Til next time, chow!



Where is he?

What's he doing?

Why doesn't he love us any more?

What's that odd smell?

Quiet down you lot. On top of work, I'm a freak'n student now. I thought I was going to be able to grow my hair long. Drink Schnapps whilst pondering the mysteries of life in a black skivvy. Make love to far too thin models from exotic climes to the sound of my own voice haughtily complaining about the Mise en Scene of her Italian decorated penthouse apartment.

But no...

Making films seems to be a lot of work. Who woulda thunk it? Well... me really. Outside of class time, when I'm not working, I've been trying to arrange three different projects to the point where I have enough information and credibility that will convince the school to let me turn the ideas into actual films.

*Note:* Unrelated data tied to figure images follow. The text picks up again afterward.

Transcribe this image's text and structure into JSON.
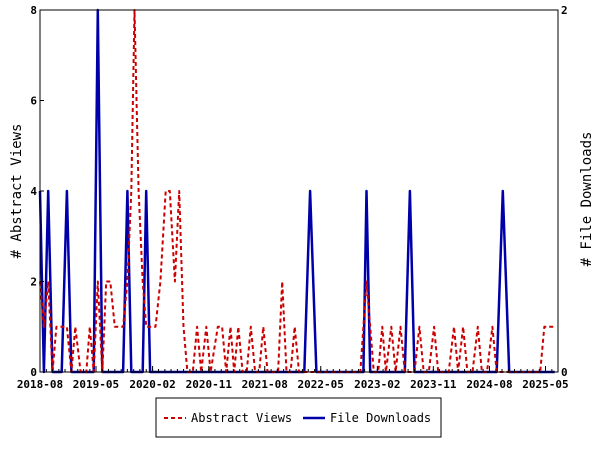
{
  "chart_data": {
    "type": "line",
    "x_tick_labels": [
      "2018-08",
      "2019-05",
      "2020-02",
      "2020-11",
      "2021-08",
      "2022-05",
      "2023-02",
      "2023-11",
      "2024-08",
      "2025-05"
    ],
    "x_range": [
      "2018-08",
      "2025-07"
    ],
    "ylabel_left": "# Abstract Views",
    "ylabel_right": "# File Downloads",
    "ylim_left": [
      0,
      8
    ],
    "ylim_right": [
      0,
      2
    ],
    "yticks_left": [
      "0",
      "2",
      "4",
      "6",
      "8"
    ],
    "yticks_right": [
      "0",
      "2"
    ],
    "grid": false,
    "legend_position": "bottom-center",
    "series": [
      {
        "name": "Abstract Views",
        "axis": "left",
        "color": "#cc0000",
        "style": "dashed",
        "points": [
          [
            "2018-08-01",
            2
          ],
          [
            "2018-08-20",
            1
          ],
          [
            "2018-09-10",
            2
          ],
          [
            "2018-10-01",
            0
          ],
          [
            "2018-10-20",
            1
          ],
          [
            "2018-11-15",
            1
          ],
          [
            "2018-12-10",
            1
          ],
          [
            "2019-01-01",
            0
          ],
          [
            "2019-01-20",
            1
          ],
          [
            "2019-02-15",
            0
          ],
          [
            "2019-03-15",
            0
          ],
          [
            "2019-04-01",
            1
          ],
          [
            "2019-04-20",
            0
          ],
          [
            "2019-05-10",
            2
          ],
          [
            "2019-06-01",
            0
          ],
          [
            "2019-06-20",
            2
          ],
          [
            "2019-07-10",
            2
          ],
          [
            "2019-08-01",
            1
          ],
          [
            "2019-08-20",
            1
          ],
          [
            "2019-09-10",
            1
          ],
          [
            "2019-10-01",
            2
          ],
          [
            "2019-10-20",
            4
          ],
          [
            "2019-11-05",
            8
          ],
          [
            "2019-11-25",
            4
          ],
          [
            "2019-12-15",
            2
          ],
          [
            "2020-01-01",
            1
          ],
          [
            "2020-01-20",
            1
          ],
          [
            "2020-02-15",
            1
          ],
          [
            "2020-03-10",
            2
          ],
          [
            "2020-04-05",
            4
          ],
          [
            "2020-04-25",
            4
          ],
          [
            "2020-05-20",
            2
          ],
          [
            "2020-06-10",
            4
          ],
          [
            "2020-07-01",
            1
          ],
          [
            "2020-07-20",
            0
          ],
          [
            "2020-08-15",
            0
          ],
          [
            "2020-09-05",
            1
          ],
          [
            "2020-09-25",
            0
          ],
          [
            "2020-10-20",
            1
          ],
          [
            "2020-11-10",
            0
          ],
          [
            "2020-12-15",
            1
          ],
          [
            "2021-01-05",
            1
          ],
          [
            "2021-01-25",
            0
          ],
          [
            "2021-02-15",
            1
          ],
          [
            "2021-03-05",
            0
          ],
          [
            "2021-03-25",
            1
          ],
          [
            "2021-04-15",
            0
          ],
          [
            "2021-05-05",
            0
          ],
          [
            "2021-05-25",
            1
          ],
          [
            "2021-06-15",
            0
          ],
          [
            "2021-07-05",
            0
          ],
          [
            "2021-07-25",
            1
          ],
          [
            "2021-08-15",
            0
          ],
          [
            "2021-09-05",
            0
          ],
          [
            "2021-10-05",
            0
          ],
          [
            "2021-10-25",
            2
          ],
          [
            "2021-11-15",
            0
          ],
          [
            "2021-12-05",
            0
          ],
          [
            "2021-12-25",
            1
          ],
          [
            "2022-01-15",
            0
          ],
          [
            "2022-02-10",
            0
          ],
          [
            "2022-03-10",
            0
          ],
          [
            "2022-04-10",
            0
          ],
          [
            "2022-05-10",
            0
          ],
          [
            "2022-06-10",
            0
          ],
          [
            "2022-07-10",
            0
          ],
          [
            "2022-08-10",
            0
          ],
          [
            "2022-09-10",
            0
          ],
          [
            "2022-10-10",
            0
          ],
          [
            "2022-11-10",
            0
          ],
          [
            "2022-11-25",
            1
          ],
          [
            "2022-12-10",
            2
          ],
          [
            "2022-12-28",
            1
          ],
          [
            "2023-01-15",
            0
          ],
          [
            "2023-02-05",
            0
          ],
          [
            "2023-02-25",
            1
          ],
          [
            "2023-03-15",
            0
          ],
          [
            "2023-04-10",
            1
          ],
          [
            "2023-05-01",
            0
          ],
          [
            "2023-05-25",
            1
          ],
          [
            "2023-06-15",
            0
          ],
          [
            "2023-07-10",
            0
          ],
          [
            "2023-08-01",
            0
          ],
          [
            "2023-08-25",
            1
          ],
          [
            "2023-09-15",
            0
          ],
          [
            "2023-10-10",
            0
          ],
          [
            "2023-11-05",
            1
          ],
          [
            "2023-11-25",
            0
          ],
          [
            "2023-12-20",
            0
          ],
          [
            "2024-01-15",
            0
          ],
          [
            "2024-02-10",
            1
          ],
          [
            "2024-03-01",
            0
          ],
          [
            "2024-03-25",
            1
          ],
          [
            "2024-04-15",
            0
          ],
          [
            "2024-05-10",
            0
          ],
          [
            "2024-06-05",
            1
          ],
          [
            "2024-06-25",
            0
          ],
          [
            "2024-07-20",
            0
          ],
          [
            "2024-08-15",
            1
          ],
          [
            "2024-09-05",
            0
          ],
          [
            "2024-10-05",
            0
          ],
          [
            "2024-11-05",
            0
          ],
          [
            "2024-12-05",
            0
          ],
          [
            "2025-01-05",
            0
          ],
          [
            "2025-02-05",
            0
          ],
          [
            "2025-03-05",
            0
          ],
          [
            "2025-04-05",
            0
          ],
          [
            "2025-04-25",
            1
          ],
          [
            "2025-05-20",
            1
          ],
          [
            "2025-06-15",
            1
          ]
        ]
      },
      {
        "name": "File Downloads",
        "axis": "right",
        "color": "#0000aa",
        "style": "solid",
        "points": [
          [
            "2018-08-01",
            1
          ],
          [
            "2018-08-20",
            0
          ],
          [
            "2018-09-10",
            1
          ],
          [
            "2018-10-01",
            0
          ],
          [
            "2018-10-20",
            0
          ],
          [
            "2018-11-15",
            0
          ],
          [
            "2018-12-10",
            1
          ],
          [
            "2019-01-01",
            0
          ],
          [
            "2019-01-20",
            0
          ],
          [
            "2019-02-15",
            0
          ],
          [
            "2019-03-15",
            0
          ],
          [
            "2019-04-01",
            0
          ],
          [
            "2019-04-20",
            0
          ],
          [
            "2019-05-10",
            2
          ],
          [
            "2019-06-01",
            0
          ],
          [
            "2019-06-20",
            0
          ],
          [
            "2019-07-10",
            0
          ],
          [
            "2019-08-01",
            0
          ],
          [
            "2019-08-20",
            0
          ],
          [
            "2019-09-10",
            0
          ],
          [
            "2019-10-01",
            1
          ],
          [
            "2019-10-20",
            0
          ],
          [
            "2019-11-05",
            0
          ],
          [
            "2019-11-25",
            0
          ],
          [
            "2019-12-15",
            0
          ],
          [
            "2020-01-01",
            1
          ],
          [
            "2020-01-20",
            0
          ],
          [
            "2020-02-15",
            0
          ],
          [
            "2020-03-10",
            0
          ],
          [
            "2020-04-05",
            0
          ],
          [
            "2020-04-25",
            0
          ],
          [
            "2020-05-20",
            0
          ],
          [
            "2020-06-10",
            0
          ],
          [
            "2020-07-01",
            0
          ],
          [
            "2020-07-20",
            0
          ],
          [
            "2020-08-15",
            0
          ],
          [
            "2020-09-05",
            0
          ],
          [
            "2020-09-25",
            0
          ],
          [
            "2020-10-20",
            0
          ],
          [
            "2020-11-10",
            0
          ],
          [
            "2020-12-15",
            0
          ],
          [
            "2021-01-05",
            0
          ],
          [
            "2021-01-25",
            0
          ],
          [
            "2021-02-15",
            0
          ],
          [
            "2021-03-05",
            0
          ],
          [
            "2021-03-25",
            0
          ],
          [
            "2021-04-15",
            0
          ],
          [
            "2021-05-05",
            0
          ],
          [
            "2021-05-25",
            0
          ],
          [
            "2021-06-15",
            0
          ],
          [
            "2021-07-05",
            0
          ],
          [
            "2021-07-25",
            0
          ],
          [
            "2021-08-15",
            0
          ],
          [
            "2021-09-05",
            0
          ],
          [
            "2021-10-05",
            0
          ],
          [
            "2021-10-25",
            0
          ],
          [
            "2021-11-15",
            0
          ],
          [
            "2021-12-05",
            0
          ],
          [
            "2021-12-25",
            0
          ],
          [
            "2022-01-15",
            0
          ],
          [
            "2022-02-10",
            0
          ],
          [
            "2022-03-10",
            1
          ],
          [
            "2022-04-10",
            0
          ],
          [
            "2022-05-10",
            0
          ],
          [
            "2022-06-10",
            0
          ],
          [
            "2022-07-10",
            0
          ],
          [
            "2022-08-10",
            0
          ],
          [
            "2022-09-10",
            0
          ],
          [
            "2022-10-10",
            0
          ],
          [
            "2022-11-10",
            0
          ],
          [
            "2022-11-25",
            0
          ],
          [
            "2022-12-10",
            1
          ],
          [
            "2022-12-28",
            0
          ],
          [
            "2023-01-15",
            0
          ],
          [
            "2023-02-05",
            0
          ],
          [
            "2023-02-25",
            0
          ],
          [
            "2023-03-15",
            0
          ],
          [
            "2023-04-10",
            0
          ],
          [
            "2023-05-01",
            0
          ],
          [
            "2023-05-25",
            0
          ],
          [
            "2023-06-15",
            0
          ],
          [
            "2023-07-10",
            1
          ],
          [
            "2023-08-01",
            0
          ],
          [
            "2023-08-25",
            0
          ],
          [
            "2023-09-15",
            0
          ],
          [
            "2023-10-10",
            0
          ],
          [
            "2023-11-05",
            0
          ],
          [
            "2023-11-25",
            0
          ],
          [
            "2023-12-20",
            0
          ],
          [
            "2024-01-15",
            0
          ],
          [
            "2024-02-10",
            0
          ],
          [
            "2024-03-01",
            0
          ],
          [
            "2024-03-25",
            0
          ],
          [
            "2024-04-15",
            0
          ],
          [
            "2024-05-10",
            0
          ],
          [
            "2024-06-05",
            0
          ],
          [
            "2024-06-25",
            0
          ],
          [
            "2024-07-20",
            0
          ],
          [
            "2024-08-15",
            0
          ],
          [
            "2024-09-05",
            0
          ],
          [
            "2024-10-05",
            1
          ],
          [
            "2024-11-05",
            0
          ],
          [
            "2024-12-05",
            0
          ],
          [
            "2025-01-05",
            0
          ],
          [
            "2025-02-05",
            0
          ],
          [
            "2025-03-05",
            0
          ],
          [
            "2025-04-05",
            0
          ],
          [
            "2025-04-25",
            0
          ],
          [
            "2025-05-20",
            0
          ],
          [
            "2025-06-15",
            0
          ]
        ]
      }
    ]
  }
}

My Doco idea, for I have to make a Doco this semester, is not something that's straight forward or easy but the idea, the story, and the characters involved are ones that I find compelling. Something I can definitely maintain interest in for the next 6 months. So I continue to liaise with four different groups of people, treading the fine balance between their own strongly felt belief systems and navigate their vastly varying bureaucracies. Try that whilst trekking in and out of these communities deep within the Aussie bush with no road access and an inherent suspicion of outsiders and then try to source 'free' archival footage and historical information on top of that. This project isn't easy, no, but I've been dogged and very, very lucky so far and I think by the time I pitch the idea to the school in a couple of weeks the inroads I've made so far will help convince them to make it a film.

...and that's only one of three projects.

So this is where I've been, and what I've been doing, and yes, of course I still love you peoples and I check the blogs as often as I can but bear with me if I don't post or comment often.

Until next time... keep watching the skies! What?

PS. Oh and the smell is me... Sorry... A lot of these remote communities don't have what you'd call 'modern facilities'.